The judge just ruled in Infowars’s favor. I’m about to cover it live on air in T -minus 10 minutes. https://t.co/6L0s4Ueujk
— Alex Jones (@RealAlexJones) December 11, 2024
Previously: Judge to Decide If The Onion Can Buy Infowars Following Shady Auction Supported by Sandy Hoaxsters
Hey – Alex made it out alive!
Apparently, this will mean the company owned by his people can buy Infowars and he can continue to operate it.
Although, the reality is, these legal attacks are never going to stop. You never get to a point where this is over.
A U.S. bankruptcy judge on Tuesday stopped the parody news site the Onion from buying conspiracy theorist Alex Jones’ Infowars website, ruling that a bankruptcy auction did not result in the best possible bids.
U.S. Bankruptcy Judge Christopher Lopez rejected Jones’ claims that the auction was plagued by “collusion,” at the end of a two-day hearing in Houston.
But he said the court-appointed bankruptcy trustee who ran the auction made “a good-faith error” by quickly asking for final offers for Infowars instead of encouraging more back-and-forth bidding between the Onion and a company affiliated with Jones’ supplement-selling businesses, which was the runner-up.
So, the bankruptcy trustee didn’t know how to run an auction?
That seems like quite a stretch, but okay.
“This should have been opened back up, and it should have been opened back up for everybody,” Lopez said. “It’s clear the trustee left the potential for a lot of money on the table.”
Lopez said neither of the two offers for Infowars were enough money given the scope of Jones’ debts, and told the trustee to work to resolve some of the disputes between the creditors before making a new attempt to sell Infowars.
The Onion was named the winning bidder for Infowars in a November auction, but Jones and First American United Companies, the Jones-affiliated company, had argued the sale process was tainted because the Onion received too much credit for having the support of families that won large court verdicts against Jones.
This isn’t really over.
There is still an opportunity for some other party to come in and outbid Jones. But then it’s possible that Elon Musk will come back into this situation and outbid the out-bidder.

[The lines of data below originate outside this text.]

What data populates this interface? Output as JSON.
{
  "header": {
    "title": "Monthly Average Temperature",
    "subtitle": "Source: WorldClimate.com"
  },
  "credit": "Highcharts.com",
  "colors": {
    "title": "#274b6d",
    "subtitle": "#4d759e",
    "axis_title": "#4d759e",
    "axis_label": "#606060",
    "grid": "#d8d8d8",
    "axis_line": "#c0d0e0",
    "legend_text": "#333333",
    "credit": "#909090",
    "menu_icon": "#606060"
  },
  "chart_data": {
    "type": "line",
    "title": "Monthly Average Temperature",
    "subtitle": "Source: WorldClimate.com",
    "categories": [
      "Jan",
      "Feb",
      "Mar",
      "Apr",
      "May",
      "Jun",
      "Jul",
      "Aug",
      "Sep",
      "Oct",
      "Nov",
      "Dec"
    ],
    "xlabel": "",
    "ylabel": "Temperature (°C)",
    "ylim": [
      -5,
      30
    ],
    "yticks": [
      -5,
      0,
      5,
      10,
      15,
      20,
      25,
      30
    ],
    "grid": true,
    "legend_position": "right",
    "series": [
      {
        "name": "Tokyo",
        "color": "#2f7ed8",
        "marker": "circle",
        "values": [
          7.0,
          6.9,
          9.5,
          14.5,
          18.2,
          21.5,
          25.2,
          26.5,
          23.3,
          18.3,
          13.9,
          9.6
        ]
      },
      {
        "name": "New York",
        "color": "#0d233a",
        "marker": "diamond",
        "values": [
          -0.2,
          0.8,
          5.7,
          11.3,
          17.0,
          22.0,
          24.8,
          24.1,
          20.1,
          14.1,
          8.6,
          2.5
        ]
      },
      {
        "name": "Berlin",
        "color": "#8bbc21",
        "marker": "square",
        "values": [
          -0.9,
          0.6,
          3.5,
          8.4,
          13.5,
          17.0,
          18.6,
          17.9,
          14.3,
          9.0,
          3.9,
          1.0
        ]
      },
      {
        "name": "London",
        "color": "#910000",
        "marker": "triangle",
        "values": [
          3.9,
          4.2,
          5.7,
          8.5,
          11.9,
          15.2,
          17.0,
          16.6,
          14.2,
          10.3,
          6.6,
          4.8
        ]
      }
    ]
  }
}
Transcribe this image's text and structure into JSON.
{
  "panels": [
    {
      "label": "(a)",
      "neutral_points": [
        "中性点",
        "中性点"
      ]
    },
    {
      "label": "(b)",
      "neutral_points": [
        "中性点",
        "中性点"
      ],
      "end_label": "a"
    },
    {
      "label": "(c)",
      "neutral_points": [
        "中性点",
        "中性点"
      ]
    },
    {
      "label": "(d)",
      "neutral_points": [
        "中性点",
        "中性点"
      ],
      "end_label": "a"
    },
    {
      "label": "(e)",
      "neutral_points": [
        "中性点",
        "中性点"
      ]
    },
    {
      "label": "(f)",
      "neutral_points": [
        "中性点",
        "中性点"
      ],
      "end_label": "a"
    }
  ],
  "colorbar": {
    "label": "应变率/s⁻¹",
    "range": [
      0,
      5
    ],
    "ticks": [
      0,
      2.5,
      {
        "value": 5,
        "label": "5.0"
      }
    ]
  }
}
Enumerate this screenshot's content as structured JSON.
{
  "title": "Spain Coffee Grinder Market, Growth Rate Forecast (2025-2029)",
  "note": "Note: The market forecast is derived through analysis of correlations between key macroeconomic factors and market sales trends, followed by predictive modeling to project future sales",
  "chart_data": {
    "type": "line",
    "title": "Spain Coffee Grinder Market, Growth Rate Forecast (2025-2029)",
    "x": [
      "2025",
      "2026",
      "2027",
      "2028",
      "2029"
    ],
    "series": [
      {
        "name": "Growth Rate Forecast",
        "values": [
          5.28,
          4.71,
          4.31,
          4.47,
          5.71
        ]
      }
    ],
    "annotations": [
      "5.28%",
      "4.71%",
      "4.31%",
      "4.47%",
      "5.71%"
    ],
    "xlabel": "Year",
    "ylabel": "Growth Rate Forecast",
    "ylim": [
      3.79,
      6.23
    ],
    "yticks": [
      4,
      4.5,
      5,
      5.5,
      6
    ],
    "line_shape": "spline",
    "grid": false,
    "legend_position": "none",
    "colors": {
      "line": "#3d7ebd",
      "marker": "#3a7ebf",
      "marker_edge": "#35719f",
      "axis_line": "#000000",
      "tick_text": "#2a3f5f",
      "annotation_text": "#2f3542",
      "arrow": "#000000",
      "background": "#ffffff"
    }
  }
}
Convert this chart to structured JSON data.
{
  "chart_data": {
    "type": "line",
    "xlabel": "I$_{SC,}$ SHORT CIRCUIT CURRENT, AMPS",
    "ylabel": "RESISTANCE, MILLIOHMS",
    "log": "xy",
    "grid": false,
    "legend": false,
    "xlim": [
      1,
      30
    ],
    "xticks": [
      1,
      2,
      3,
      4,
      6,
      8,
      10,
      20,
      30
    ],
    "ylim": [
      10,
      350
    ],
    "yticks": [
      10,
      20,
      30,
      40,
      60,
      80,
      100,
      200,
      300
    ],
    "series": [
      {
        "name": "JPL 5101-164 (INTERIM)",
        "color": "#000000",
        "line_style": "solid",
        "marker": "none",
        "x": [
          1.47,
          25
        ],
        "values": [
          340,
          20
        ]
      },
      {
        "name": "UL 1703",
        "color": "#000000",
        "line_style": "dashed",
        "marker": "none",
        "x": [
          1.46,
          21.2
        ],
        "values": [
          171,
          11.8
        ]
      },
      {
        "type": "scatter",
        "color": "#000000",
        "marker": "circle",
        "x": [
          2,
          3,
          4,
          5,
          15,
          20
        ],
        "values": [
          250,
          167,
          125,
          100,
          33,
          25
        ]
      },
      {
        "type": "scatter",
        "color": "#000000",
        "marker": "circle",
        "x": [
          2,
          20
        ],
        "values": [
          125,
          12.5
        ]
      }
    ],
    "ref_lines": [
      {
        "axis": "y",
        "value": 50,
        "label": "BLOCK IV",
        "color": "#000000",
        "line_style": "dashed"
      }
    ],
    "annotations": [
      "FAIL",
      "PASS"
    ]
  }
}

Just Alex Jones and me in the Infowars trenches celebrating a victory in battle. pic.twitter.com/RQzG6OmCOx
— Owen Shroyer (@OwenShroyer1776) December 11, 2024
Though I’ve said from the beginning of this drama that Infowars.com doesn’t really matter that much, given the situation. The site gets a fair amount of traffic and allows Jones to sell his various snake oils, but Elon has allowed him free reign on Twitter, where he broadcasts his show, and that is where most of the traffic is.
The real issue is the court trying to make Jones give up his Twitter account. Without either Infowars or Twitter, he would be completely silenced.
It’s so cartoonish that the civil court system now functions as a “legal” method to bypass the First Amendment and shut down freedom of speech. But it does function that way and has for several years. Trust me.